We are noticing memory leak using HtmlDocument java version. We are using aspose.html java version 19.9. Is this issue resolved in java version as well. Are you still suggesting to use below 2 code lines to free the memory or this 19.9 version is supposed to free up memory without these 2 lines of code? Please confirm.

b.Context.Dispose(); //this code frees maps with JS timers
b.Dispose();

@paypaluser

Every Java release is ported from the equivalent version of .NET API which means the same fix/improvements would be included in both versions.

You can use these lines as a workaround to free the memory however, it is not recommended as API should free up the used resources after process completion. In case you are still noticing any memory leak with latest version of the API, please share some sample code snippet along with screenshots and input files. We will test the scenario in our environment and address it accordingly.

Yes, we do face memory leak issue. Here is the code we use to parse the html file and attached the input html file.

public void convertToMarkupTemplate(byte[] content, String destTemplateFile, boolean conditonalSection){
        HTMLDocument dct = new HTMLDocument(new ByteArrayInputStream(content),".");
        //Adding default date format in which the date value will come in which is iso
        addDateFormat(dct);
        //Adding style to fix column data overlapping in Russia locale. This style will wrap the data instead of overlapping.
        addStyle(dct);
        NodeList nodelist = dct.getDocumentElement().querySelectorAll("td");
        for (Node node : nodelist)
        {
            HTMLTableCellElement td = (HTMLTableCellElement)node;
            String text = td.getTextContent();
            Node textNode = dct.createTextNode(text);
            Node tr = td.getParentNode();
            if(text.contains("#list") || (text.contains("#if") && conditonalSection)) {
                //System.out.println("I am here" + text);
                Node parent = tr.getParentNode();
                parent.insertBefore(textNode, tr);
                parent.removeChild(tr);
            }
            else if(text.contains("#if") && !conditonalSection) {
                tr.insertBefore(textNode, td);
                tr.removeChild(td);
            }
        }
        dct.save(destTemplateFile);
        dct.getContext().dispose(); //added now
        dct.dispose(); // added now
    }

MainReport_Template.html.zip (13.0 KB)

Attaching the memory analysis we did with pictures showing big objects - Gmail - Re_ Compgireportmgmtserv profiling for memory leak.pdf (486.6 KB)

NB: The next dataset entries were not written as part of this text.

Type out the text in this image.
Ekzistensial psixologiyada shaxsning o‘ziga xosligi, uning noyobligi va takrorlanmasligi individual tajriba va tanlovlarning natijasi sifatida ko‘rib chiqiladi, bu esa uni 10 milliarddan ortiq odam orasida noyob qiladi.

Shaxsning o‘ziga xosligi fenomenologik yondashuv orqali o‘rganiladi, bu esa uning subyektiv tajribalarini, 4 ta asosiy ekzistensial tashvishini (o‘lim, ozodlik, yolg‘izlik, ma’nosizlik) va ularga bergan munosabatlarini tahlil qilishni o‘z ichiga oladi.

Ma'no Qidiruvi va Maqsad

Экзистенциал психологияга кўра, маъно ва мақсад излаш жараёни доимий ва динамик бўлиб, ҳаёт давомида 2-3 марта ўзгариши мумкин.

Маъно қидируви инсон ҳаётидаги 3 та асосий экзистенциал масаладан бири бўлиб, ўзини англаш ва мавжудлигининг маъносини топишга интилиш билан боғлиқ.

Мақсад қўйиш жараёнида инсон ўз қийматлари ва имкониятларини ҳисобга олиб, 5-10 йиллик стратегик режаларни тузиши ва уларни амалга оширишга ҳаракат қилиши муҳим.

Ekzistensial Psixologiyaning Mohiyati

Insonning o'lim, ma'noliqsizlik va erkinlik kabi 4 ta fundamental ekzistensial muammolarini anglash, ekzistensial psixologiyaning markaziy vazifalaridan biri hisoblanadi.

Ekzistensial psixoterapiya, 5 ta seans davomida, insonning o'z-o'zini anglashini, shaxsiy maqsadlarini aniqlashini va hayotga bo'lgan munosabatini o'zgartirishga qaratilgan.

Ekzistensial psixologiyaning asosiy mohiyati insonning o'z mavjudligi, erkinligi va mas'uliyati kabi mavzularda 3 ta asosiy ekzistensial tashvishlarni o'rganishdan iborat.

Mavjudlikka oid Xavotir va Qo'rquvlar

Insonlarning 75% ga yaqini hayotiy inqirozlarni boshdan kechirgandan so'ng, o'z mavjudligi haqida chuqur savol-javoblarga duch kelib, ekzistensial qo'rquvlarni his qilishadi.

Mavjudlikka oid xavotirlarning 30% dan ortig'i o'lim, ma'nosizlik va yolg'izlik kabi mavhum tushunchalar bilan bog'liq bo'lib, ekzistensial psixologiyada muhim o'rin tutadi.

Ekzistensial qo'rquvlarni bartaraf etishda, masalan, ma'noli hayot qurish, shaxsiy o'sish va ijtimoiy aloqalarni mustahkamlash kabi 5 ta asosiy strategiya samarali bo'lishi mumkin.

Hope you are working on it. Please keep us posted as this is our live issue. We are paid customer, if you want us to post the same in paid support o give this a priority we can do that. Let us know how do you want to take it further.

@paypaluser

Thanks for providing the requested information.

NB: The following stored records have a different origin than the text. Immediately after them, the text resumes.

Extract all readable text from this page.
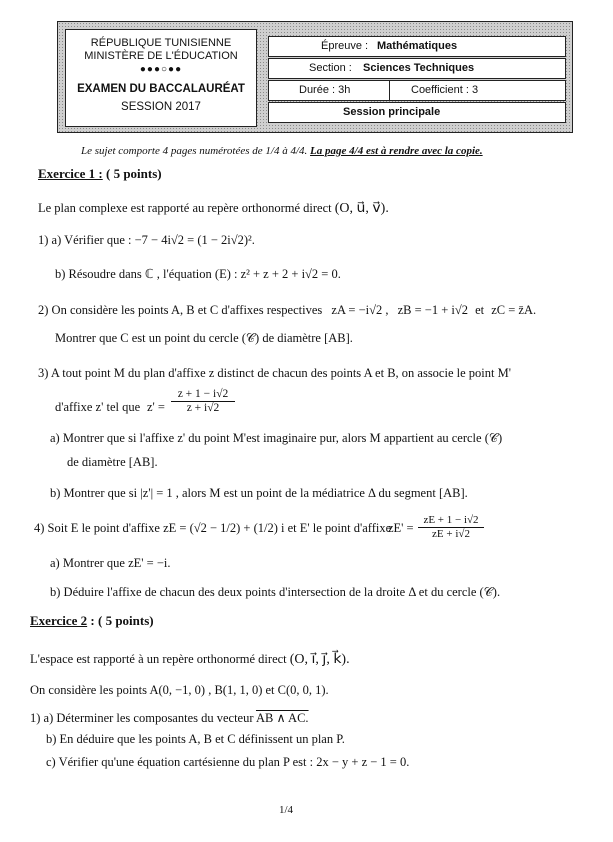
RÉPUBLIQUE TUNISIENNE
MINISTÈRE DE L'ÉDUCATION
●●●○●●
EXAMEN DU BACCALAURÉAT
SESSION 2017
Épreuve : Mathématiques
Section : Sciences Techniques
Durée : 3h	Coefficient : 3
Session principale
Le sujet comporte 4 pages numérotées de 1/4 à 4/4. La page 4/4 est à rendre avec la copie.
Exercice 1 : ( 5 points)
Le plan complexe est rapporté au repère orthonormé direct (O, u⃗, v⃗).
1) a) Vérifier que : −7 − 4i√2 = (1 − 2i√2)².
b) Résoudre dans ℂ , l'équation (E) : z² + z + 2 + i√2 = 0.
2) On considère les points A, B et C d'affixes respectives zA = −i√2 , zB = −1 + i√2 et zC = z̄A.
Montrer que C est un point du cercle (𝒞) de diamètre [AB].
3) A tout point M du plan d'affixe z distinct de chacun des points A et B, on associe le point M'
d'affixe z' tel que $z' = \frac{z + 1 - i√2}{z + i√2}$
a) Montrer que si l'affixe z' du point M'est imaginaire pur, alors M appartient au cercle (𝒞)
de diamètre [AB].
b) Montrer que si |z'| = 1 , alors M est un point de la médiatrice Δ du segment [AB].
4) Soit E le point d'affixe zE = (√2 − 1/2) + (1/2) i et E' le point d'affixe
$zE' = \frac{zE + 1 - i√2}{zE + i√2}$
a) Montrer que zE' = −i.
b) Déduire l'affixe de chacun des deux points d'intersection de la droite Δ et du cercle (𝒞).
Exercice 2 : ( 5 points)
L'espace est rapporté à un repère orthonormé direct (O, i⃗, j⃗, k⃗).
On considère les points A(0, −1, 0) , B(1, 1, 0) et C(0, 0, 1).
1) a) Déterminer les composantes du vecteur AB ∧ AC.
b) En déduire que les points A, B et C définissent un plan P.
c) Vérifier qu'une équation cartésienne du plan P est : 2x − y + z − 1 = 0.
1/4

We have logged an issue as HTMLJAVA-566 in our issue tracking system for this scenario. We will further investigate it in order to improve the memory consumption and inform you as soon as it is resolved. Please be patient and spare us some time.

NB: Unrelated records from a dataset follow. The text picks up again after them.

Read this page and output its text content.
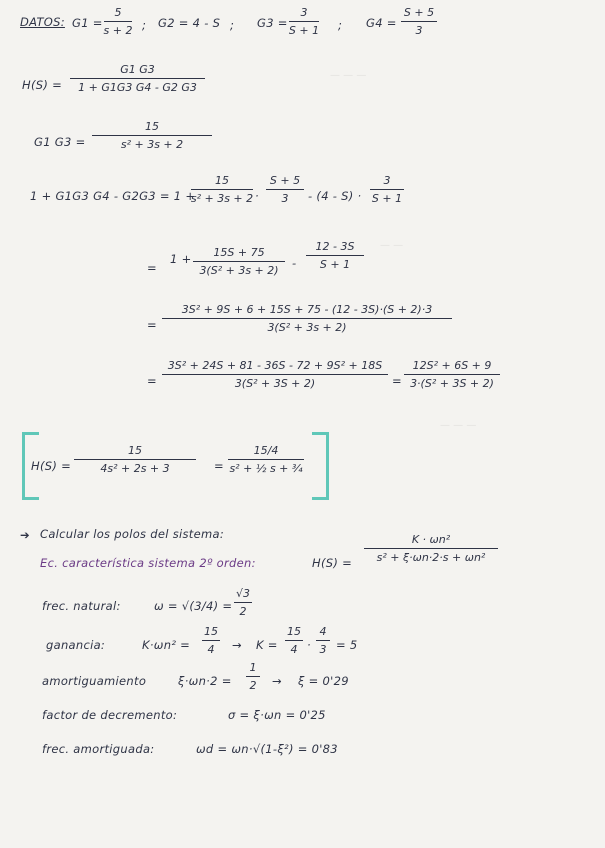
— — —
— —
— — —
DATOS: G1 =
5
s + 2 ; G2 = 4 - S ; G3 =
3
S + 1 ; G4 =
S + 5
3
H(S) =
G1 G3
1 + G1G3 G4 - G2 G3
G1 G3 =
15
s² + 3s + 2
1 + G1G3 G4 - G2G3 = 1 +
15
s² + 3s + 2 ·
S + 5
3 - (4 - S) ·
3
S + 1
=
1 + 15S + 75
3(S² + 3s + 2)
-
12 - 3S
S + 1
=
3S² + 9S + 6 + 15S + 75 - (12 - 3S)·(S + 2)·3
3(S² + 3s + 2)
=
3S² + 24S + 81 - 36S - 72 + 9S² + 18S
3(S² + 3S + 2)	=
12S² + 6S + 9
3·(S² + 3S + 2)
H(S) =
15
4s² + 2s + 3	=
15/4
s² + ½ s + ¾
➔ Calcular los polos del sistema:
Ec. característica sistema 2º orden:	H(S) =
K · ωn²
s² + ξ·ωn·2·s + ωn²
frec. natural:	ω = √(3/4) =
√3
2
ganancia:	K·ωn² =
15
4 → K =
15
4 ·
4
3 = 5
amortiguamiento	ξ·ωn·2 =
1
2 → ξ = 0'29
factor de decremento:	σ = ξ·ωn = 0'25
frec. amortiguada:	ωd = ωn·√(1-ξ²) = 0'83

We are sorry for the inconvenience.

PS: In free support model, the issue will be analysed/resolved on first come first serve basis and we will be able share any update/ETA once the investigation is done. In case the issue is a blocker for you, we recommend to post it under paid support forum so that it can be escalated on urgent basis.

Thanks. We have already posted in paid support as this is our priority issue… Hope you can take it as priority

@paypaluser

Have you opened a new ticket in paid support or created a ticket there with the reference of issue ID logged in this thread?